造るだけで罪になる蠱毒とはいったい何でしょうか?
造り方を紹介しましょう。
先ず、様々な虫を100匹用意します。ムカデ、サソリのような毒虫のほうが気分が出ます。
またこの場合の「虫」には、カエルやトカゲなども含みますので、そういうものを使ってもOKです。
100匹の虫を全て同じカメに放り込んで蓋をします。そうしますとカメの中で弱肉強食の戦いが勃発します。強い虫が弱い虫を喰うのです。

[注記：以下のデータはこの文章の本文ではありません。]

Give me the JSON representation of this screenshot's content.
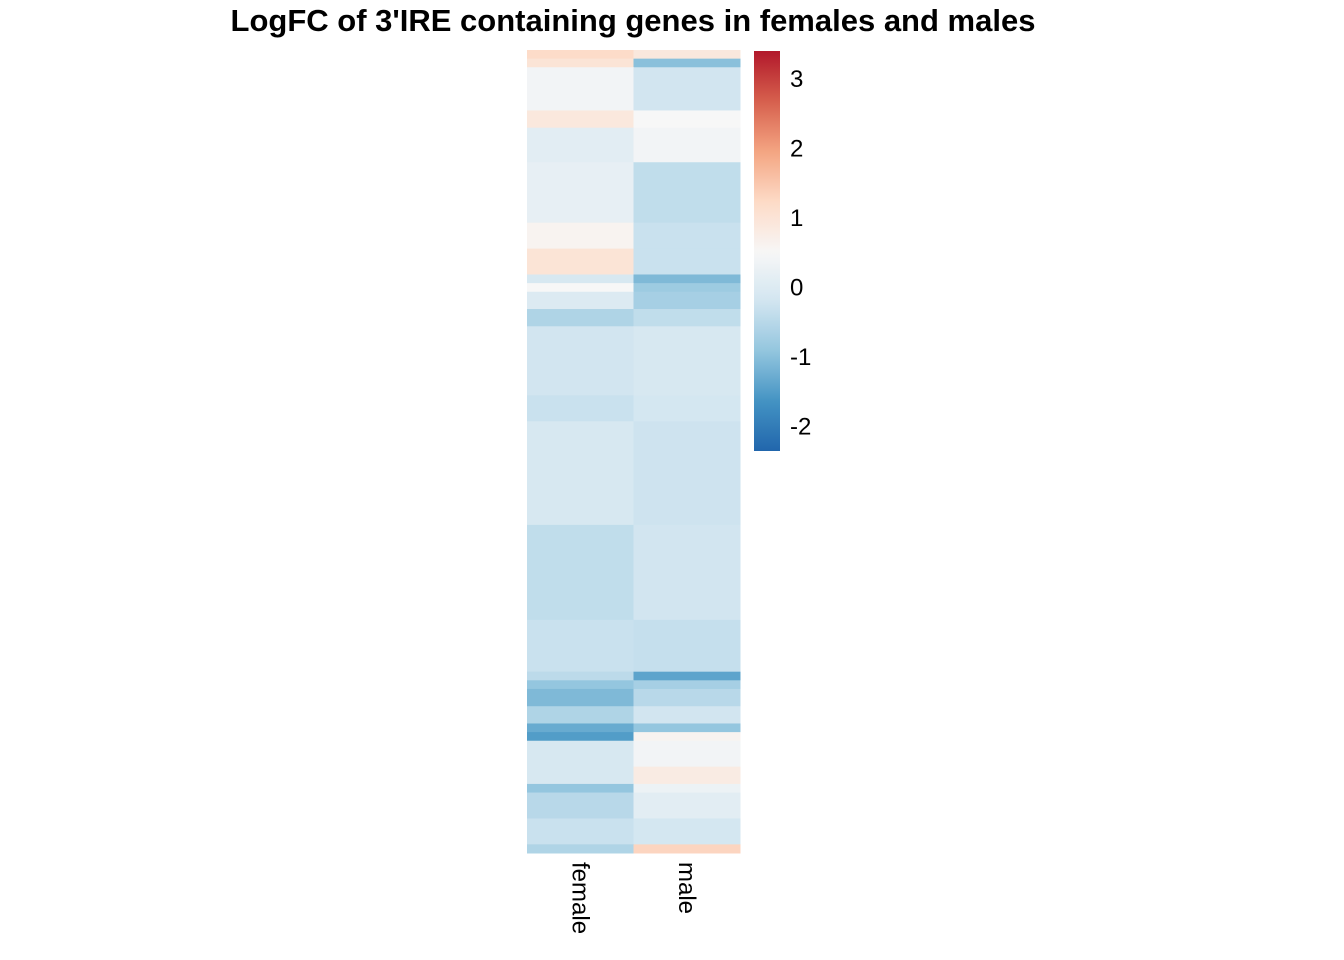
{
  "chart_data": {
    "type": "heatmap",
    "title": "LogFC of 3'IRE containing genes in females and males",
    "columns": [
      "female",
      "male"
    ],
    "legend": {
      "ticks": [
        3,
        2,
        1,
        0,
        -1,
        -2
      ],
      "tick_labels": [
        "3",
        "2",
        "1",
        "0",
        "-1",
        "-2"
      ],
      "range": [
        -2.35,
        3.4
      ],
      "colors": [
        "#2166ac",
        "#4393c3",
        "#92c5de",
        "#d1e5f0",
        "#f7f7f7",
        "#fddbc7",
        "#f4a582",
        "#d6604d",
        "#b2182b"
      ],
      "placement": "right"
    },
    "row_blocks": [
      {
        "rows": 3,
        "female": 1.2,
        "male": 0.9
      },
      {
        "rows": 3,
        "female": 1.0,
        "male": -1.0
      },
      {
        "rows": 15,
        "female": 0.4,
        "male": -0.2
      },
      {
        "rows": 6,
        "female": 0.9,
        "male": 0.5
      },
      {
        "rows": 12,
        "female": 0.1,
        "male": 0.4
      },
      {
        "rows": 21,
        "female": 0.2,
        "male": -0.4
      },
      {
        "rows": 9,
        "female": 0.6,
        "male": -0.3
      },
      {
        "rows": 9,
        "female": 1.0,
        "male": -0.3
      },
      {
        "rows": 3,
        "female": -0.1,
        "male": -1.1
      },
      {
        "rows": 3,
        "female": 0.5,
        "male": -0.8
      },
      {
        "rows": 6,
        "female": 0.0,
        "male": -0.7
      },
      {
        "rows": 6,
        "female": -0.6,
        "male": -0.4
      },
      {
        "rows": 24,
        "female": -0.2,
        "male": -0.1
      },
      {
        "rows": 9,
        "female": -0.3,
        "male": -0.15
      },
      {
        "rows": 36,
        "female": -0.1,
        "male": -0.25
      },
      {
        "rows": 33,
        "female": -0.4,
        "male": -0.2
      },
      {
        "rows": 18,
        "female": -0.3,
        "male": -0.35
      },
      {
        "rows": 3,
        "female": -0.45,
        "male": -1.4
      },
      {
        "rows": 3,
        "female": -0.9,
        "male": -0.7
      },
      {
        "rows": 6,
        "female": -1.1,
        "male": -0.5
      },
      {
        "rows": 6,
        "female": -0.6,
        "male": -0.2
      },
      {
        "rows": 3,
        "female": -1.3,
        "male": -0.9
      },
      {
        "rows": 3,
        "female": -1.5,
        "male": 0.6
      },
      {
        "rows": 9,
        "female": -0.1,
        "male": 0.4
      },
      {
        "rows": 6,
        "female": -0.1,
        "male": 0.8
      },
      {
        "rows": 3,
        "female": -0.9,
        "male": 0.3
      },
      {
        "rows": 9,
        "female": -0.5,
        "male": 0.1
      },
      {
        "rows": 9,
        "female": -0.3,
        "male": -0.15
      },
      {
        "rows": 3,
        "female": -0.6,
        "male": 1.3
      }
    ]
  }
}
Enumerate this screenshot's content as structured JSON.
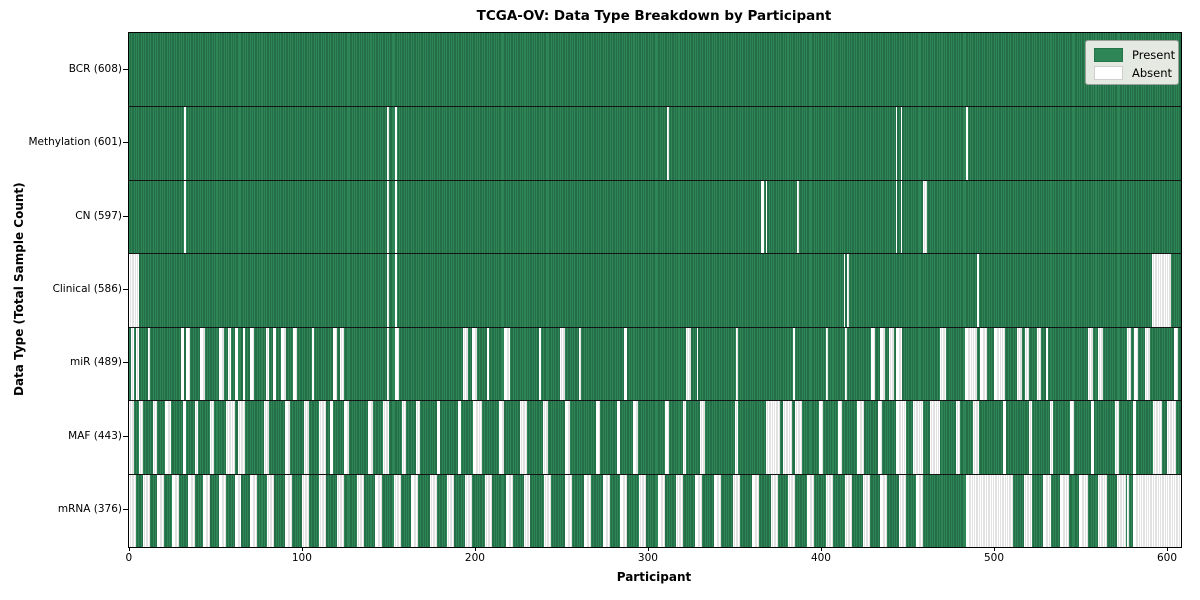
{
  "title": "TCGA-OV: Data Type Breakdown by Participant",
  "x_axis_label": "Participant",
  "y_axis_label": "Data Type (Total Sample Count)",
  "legend": {
    "present_label": "Present",
    "absent_label": "Absent"
  },
  "colors": {
    "present": "#2e8657",
    "present_edge": "#1c5838",
    "absent": "#ffffff",
    "absent_edge": "#c4c4c4",
    "legend_bg": "#e4e9e1"
  },
  "chart_data": {
    "type": "heatmap",
    "title": "TCGA-OV: Data Type Breakdown by Participant",
    "xlabel": "Participant",
    "ylabel": "Data Type (Total Sample Count)",
    "legend_entries": [
      "Present",
      "Absent"
    ],
    "legend_position": "upper right",
    "grid": false,
    "n_participants": 608,
    "x_ticks": [
      0,
      100,
      200,
      300,
      400,
      500,
      600
    ],
    "x_range": [
      -0.5,
      607.5
    ],
    "rows": [
      {
        "name": "BCR",
        "label": "BCR (608)",
        "present_count": 608,
        "absent_count": 0,
        "absent_ranges": []
      },
      {
        "name": "Methylation",
        "label": "Methylation (601)",
        "present_count": 601,
        "absent_count": 7,
        "absent_ranges": [
          [
            32,
            32
          ],
          [
            149,
            149
          ],
          [
            154,
            154
          ],
          [
            311,
            311
          ],
          [
            443,
            443
          ],
          [
            446,
            446
          ],
          [
            484,
            484
          ]
        ]
      },
      {
        "name": "CN",
        "label": "CN (597)",
        "present_count": 597,
        "absent_count": 11,
        "absent_ranges": [
          [
            32,
            32
          ],
          [
            149,
            149
          ],
          [
            154,
            154
          ],
          [
            365,
            366
          ],
          [
            368,
            368
          ],
          [
            386,
            386
          ],
          [
            443,
            443
          ],
          [
            446,
            446
          ],
          [
            459,
            460
          ]
        ]
      },
      {
        "name": "Clinical",
        "label": "Clinical (586)",
        "present_count": 586,
        "absent_count": 22,
        "absent_ranges": [
          [
            0,
            5
          ],
          [
            149,
            149
          ],
          [
            154,
            154
          ],
          [
            413,
            413
          ],
          [
            415,
            415
          ],
          [
            490,
            490
          ],
          [
            591,
            601
          ]
        ]
      },
      {
        "name": "miR",
        "label": "miR (489)",
        "present_count": 489,
        "absent_count": 119,
        "absent_ranges": [
          [
            1,
            2
          ],
          [
            4,
            5
          ],
          [
            11,
            11
          ],
          [
            30,
            31
          ],
          [
            33,
            34
          ],
          [
            41,
            43
          ],
          [
            52,
            54
          ],
          [
            57,
            58
          ],
          [
            61,
            62
          ],
          [
            66,
            66
          ],
          [
            70,
            71
          ],
          [
            79,
            80
          ],
          [
            83,
            84
          ],
          [
            88,
            90
          ],
          [
            95,
            96
          ],
          [
            106,
            106
          ],
          [
            118,
            119
          ],
          [
            122,
            123
          ],
          [
            149,
            149
          ],
          [
            154,
            155
          ],
          [
            193,
            195
          ],
          [
            198,
            200
          ],
          [
            207,
            207
          ],
          [
            217,
            219
          ],
          [
            237,
            237
          ],
          [
            249,
            251
          ],
          [
            260,
            260
          ],
          [
            286,
            287
          ],
          [
            322,
            324
          ],
          [
            328,
            328
          ],
          [
            351,
            351
          ],
          [
            384,
            384
          ],
          [
            403,
            403
          ],
          [
            414,
            414
          ],
          [
            429,
            430
          ],
          [
            434,
            436
          ],
          [
            439,
            441
          ],
          [
            443,
            446
          ],
          [
            469,
            471
          ],
          [
            483,
            489
          ],
          [
            492,
            495
          ],
          [
            500,
            505
          ],
          [
            513,
            515
          ],
          [
            518,
            519
          ],
          [
            525,
            526
          ],
          [
            530,
            530
          ],
          [
            554,
            556
          ],
          [
            560,
            562
          ],
          [
            577,
            578
          ],
          [
            581,
            582
          ],
          [
            587,
            589
          ],
          [
            604,
            605
          ]
        ]
      },
      {
        "name": "MAF",
        "label": "MAF (443)",
        "present_count": 443,
        "absent_count": 165,
        "absent_ranges": [
          [
            0,
            2
          ],
          [
            6,
            7
          ],
          [
            14,
            15
          ],
          [
            21,
            23
          ],
          [
            31,
            32
          ],
          [
            38,
            39
          ],
          [
            47,
            48
          ],
          [
            56,
            60
          ],
          [
            63,
            66
          ],
          [
            78,
            80
          ],
          [
            90,
            92
          ],
          [
            101,
            103
          ],
          [
            110,
            113
          ],
          [
            116,
            117
          ],
          [
            124,
            126
          ],
          [
            138,
            140
          ],
          [
            147,
            149
          ],
          [
            158,
            159
          ],
          [
            166,
            167
          ],
          [
            178,
            179
          ],
          [
            190,
            191
          ],
          [
            199,
            203
          ],
          [
            214,
            216
          ],
          [
            226,
            229
          ],
          [
            239,
            241
          ],
          [
            252,
            254
          ],
          [
            270,
            271
          ],
          [
            282,
            283
          ],
          [
            291,
            293
          ],
          [
            310,
            311
          ],
          [
            320,
            321
          ],
          [
            330,
            332
          ],
          [
            350,
            351
          ],
          [
            368,
            375
          ],
          [
            378,
            382
          ],
          [
            385,
            388
          ],
          [
            399,
            400
          ],
          [
            410,
            411
          ],
          [
            421,
            424
          ],
          [
            433,
            434
          ],
          [
            443,
            448
          ],
          [
            453,
            458
          ],
          [
            463,
            468
          ],
          [
            478,
            479
          ],
          [
            488,
            490
          ],
          [
            505,
            506
          ],
          [
            520,
            521
          ],
          [
            532,
            533
          ],
          [
            544,
            545
          ],
          [
            556,
            557
          ],
          [
            570,
            571
          ],
          [
            580,
            581
          ],
          [
            592,
            596
          ],
          [
            600,
            604
          ]
        ]
      },
      {
        "name": "mRNA",
        "label": "mRNA (376)",
        "present_count": 376,
        "absent_count": 232,
        "absent_ranges": [
          [
            0,
            3
          ],
          [
            8,
            11
          ],
          [
            16,
            19
          ],
          [
            25,
            28
          ],
          [
            34,
            37
          ],
          [
            43,
            46
          ],
          [
            52,
            55
          ],
          [
            61,
            64
          ],
          [
            70,
            73
          ],
          [
            80,
            83
          ],
          [
            90,
            93
          ],
          [
            100,
            103
          ],
          [
            110,
            113
          ],
          [
            120,
            123
          ],
          [
            132,
            135
          ],
          [
            142,
            145
          ],
          [
            153,
            156
          ],
          [
            163,
            166
          ],
          [
            174,
            177
          ],
          [
            184,
            187
          ],
          [
            194,
            197
          ],
          [
            206,
            209
          ],
          [
            218,
            221
          ],
          [
            228,
            231
          ],
          [
            240,
            243
          ],
          [
            252,
            255
          ],
          [
            263,
            266
          ],
          [
            274,
            277
          ],
          [
            284,
            287
          ],
          [
            295,
            298
          ],
          [
            306,
            309
          ],
          [
            316,
            319
          ],
          [
            327,
            330
          ],
          [
            338,
            341
          ],
          [
            349,
            352
          ],
          [
            360,
            363
          ],
          [
            371,
            374
          ],
          [
            381,
            384
          ],
          [
            392,
            395
          ],
          [
            403,
            406
          ],
          [
            414,
            417
          ],
          [
            424,
            427
          ],
          [
            434,
            437
          ],
          [
            445,
            448
          ],
          [
            455,
            458
          ],
          [
            484,
            510
          ],
          [
            517,
            521
          ],
          [
            528,
            532
          ],
          [
            538,
            542
          ],
          [
            549,
            553
          ],
          [
            560,
            564
          ],
          [
            571,
            575
          ],
          [
            577,
            577
          ],
          [
            580,
            607
          ]
        ]
      }
    ]
  }
}
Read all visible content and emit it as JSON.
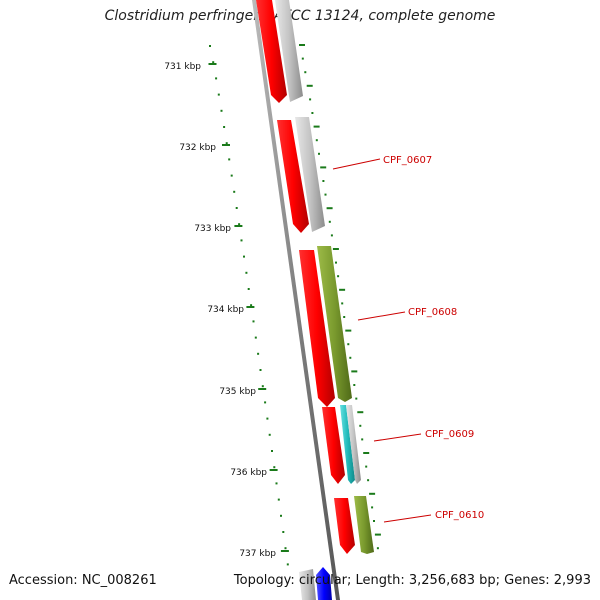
{
  "title": "Clostridium perfringens ATCC 13124, complete genome",
  "footer": {
    "accession": "Accession: NC_008261",
    "topology": "Topology: circular; Length: 3,256,683 bp; Genes: 2,993"
  },
  "scale_labels": [
    "731 kbp",
    "732 kbp",
    "733 kbp",
    "734 kbp",
    "735 kbp",
    "736 kbp",
    "737 kbp"
  ],
  "gene_labels": [
    "CPF_0607",
    "CPF_0608",
    "CPF_0609",
    "CPF_0610"
  ],
  "colors": {
    "cds": "#ff0000",
    "gray": "#c0c0c0",
    "olive": "#7a9a2e",
    "teal": "#33cccc",
    "blue": "#0000ff",
    "backbone": "#808080",
    "tick": "#1a7a1a",
    "label": "#cc0000"
  }
}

しばらくすると自分以外を喰い尽した最後の一匹が残ります。
それが「蠱」なのです。
ヘビが残れば蛇蠱、トカゲが残れば蜥蜴蠱など、最後に生き残る「虫」はその都度違うようです。
蟲毒の不思議なちから
では蠱はどのようにして使うのでしょうか?
まず毒として使う用途があります。それが蠱毒です。
結果的に「金蚕蠱」ができた場合の使い方をご紹介しましょう。
ちなみに金蚕蠱は最後の一匹が金色のカイコのような虫であった場合の蠱の名前です。
「蚕」という字を使いますが、カイコが生き残るのではなく、生き残った虫が金蚕蠱に変態すると考えられているようです。
金蚕蠱の糞便を毒として用いると、毒を盛られたヒトは、体じゅうの穴という穴から血を出して死亡します。これがホントウなら、エボラよりも怖いですね。
しかし殺すのだけが目的なら、こんなメンドウな毒を造りません。医学書にはもっと簡単に手に入る猛毒がゴマンと載っていますから、それを使えばよいのです。